The failure of policy makers at all levels to deal with systemic racism contributes to the negative pipeline that for some young people leads to their departure from mainstream education, a lowering of their aspirations and then entry to the youth justice system. And for too many Black boys and young men, premature deaths from knife crime.
The Black Training and Enterprise Group (BTEG) is a London based national charity which works collaboratively to improve education and employment success rates for Black, Asian and Mixed heritage young people.
We are involved in activities to remove the barriers that prevent these young people from realising their potential and we use our connections to help remove racism from the criminal justice system.
Racism, ethnic bias and poverty are significant factors in the ethnicity opportunity gap. BTEG focuses on the talents of young people. Enabling them to become confident and equipped to succeed in a competitive world of work where merit can often lose out to familiarity.
BTEG established and supports the Equal initiative. The EQUAL initiative brings together a range of organisations from the voluntary sector and academia committed to building an equitable criminal justice system. Transforming the criminal justice system, is a long, painful, yet necessary road which we must take. Whilst we have in theory, moved from a police force to a police service. Many young Black males still experience the force and not the service. They experience over-policing and racial profiling and too many police services are not representative of diverse communities they serve.
Whilst the police do not cause poverty, they do contribute to a climate which says to young Black males ‘you are not part of society, and we can treat you differently and unfairly’. Evidence shows us that both the police and prison service use disproportionate force against young Black men. Which is why the policing of Black communities and specifically young Black people matters greatly. Everyone wants to live in communities where there is trust, confidence and respect between Black people and the police. However, it is not something that can just be left solely the police to solve. We can only undermine and stop knife crime when individuals, families, schools and youth/community organisations, local councils, employers and the police and probation work together.
BTEG works within the system and formally participates in government, mayoral and police advisory boards. We serve as critical friends – we are independent and not paid by the police. We also advocate for greater investment in our neighbourhoods and community organisations. The prevalence of drugs, the lack of good employment opportunities and the negative stereotypes applied to young Black males make social mobility feel out of reach.
In response to youth violence in Black communities the CEO of Hackney Council for Voluntary Services, hosted a range of intergenerational Black male conversations. These were insightful, emotional, empowering and led to the birth of Black Men for Change (BM4C) movement.
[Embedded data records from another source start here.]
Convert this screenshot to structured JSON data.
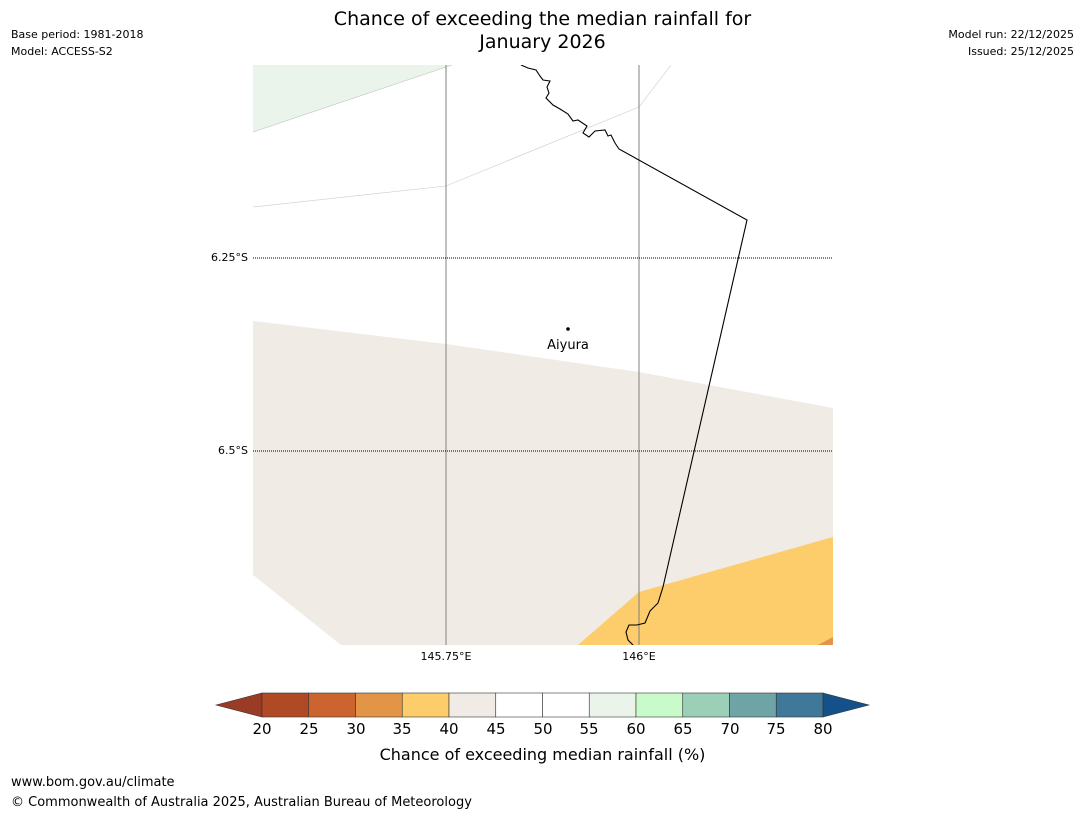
{
  "title": {
    "line1": "Chance of exceeding the median rainfall for",
    "line2": "January 2026"
  },
  "meta": {
    "base_period": "Base period: 1981-2018",
    "model": "Model: ACCESS-S2",
    "model_run": "Model run: 22/12/2025",
    "issued": "Issued: 25/12/2025"
  },
  "map": {
    "latitude_labels": [
      "6.25°S",
      "6.5°S"
    ],
    "longitude_labels": [
      "145.75°E",
      "146°E"
    ],
    "place": {
      "name": "Aiyura"
    }
  },
  "colorbar": {
    "label": "Chance of exceeding median rainfall (%)",
    "ticks": [
      "20",
      "25",
      "30",
      "35",
      "40",
      "45",
      "50",
      "55",
      "60",
      "65",
      "70",
      "75",
      "80"
    ],
    "colors": {
      "below_20": "#9a3b26",
      "c20_25": "#b04a25",
      "c25_30": "#cc6430",
      "c30_35": "#e29447",
      "c35_40": "#fdcc6b",
      "c40_45": "#f0ebe5",
      "c45_50": "#ffffff",
      "c50_55": "#ffffff",
      "c55_60": "#eaf4ea",
      "c60_65": "#c9fbca",
      "c65_70": "#9ccfb7",
      "c70_75": "#6ea4a6",
      "c75_80": "#3f7898",
      "above_80": "#14508a"
    }
  },
  "footer": {
    "url": "www.bom.gov.au/climate",
    "copyright": "© Commonwealth of Australia 2025, Australian Bureau of Meteorology"
  }
}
Within a short period of time BM4C had attracted funding from the Greater London Authroity, (GLA) Violence Reduction Unit (VRU) to test out a new approach involving a handful of Black community hub organisations and BTEG’s role model and mentoring volunteers. The programme allows local community hubs to support young Black men at risk of becoming involved in serious youth violence.
BM4C does not put labels or categories on our young people. Not all young Black men at risk of being drawn into youth violence are from low income and disadvantaged backgrounds -but many will be. The BM4C programme is known as Change 21 and each community partner delivers a unique package of activities to engage and stimulate the young men. For instance, Code 7 in Brixton provides opportunities to nurture and encourage young men with an interest in music and music engineering and provides a platform for young men to be creative and entrepreneurial. BM4C is underpinned by valuing our African heritage and the importance of mutual respect.
In the aftermath of George Floyd’s murder, BM4C and many other organisations engaged in very difficult conversations with the Mayor of London, GLA VRU, Mayors Office for Policing and Crime (MOPAC) and the Metropolitan Police.
BM4C includes prominent Black men who have campaigned for change in the relationship between the Police and Black communities over many years. One of these is Lee Jasper (one of the founders of BlakSox and former Deputy Mayor for Policing in London) who developed a concept proposal called Alliance for Police Accountability (APA) which has been adopted by BM4C and is supported by a high-level steering group.
The APA is a UK project that will produce two new charters on community policing and public health. The public health approach will focus on developing solutions from within Black communities to tackle serious violence. The project will engage with African and Caribbean individuals, organisations, communities (and especially young people), national policing bodies and police services to develop and test new models for Black communities and the police to interact, build trust and new frameworks for accountability. The APA will also look at best practice internally.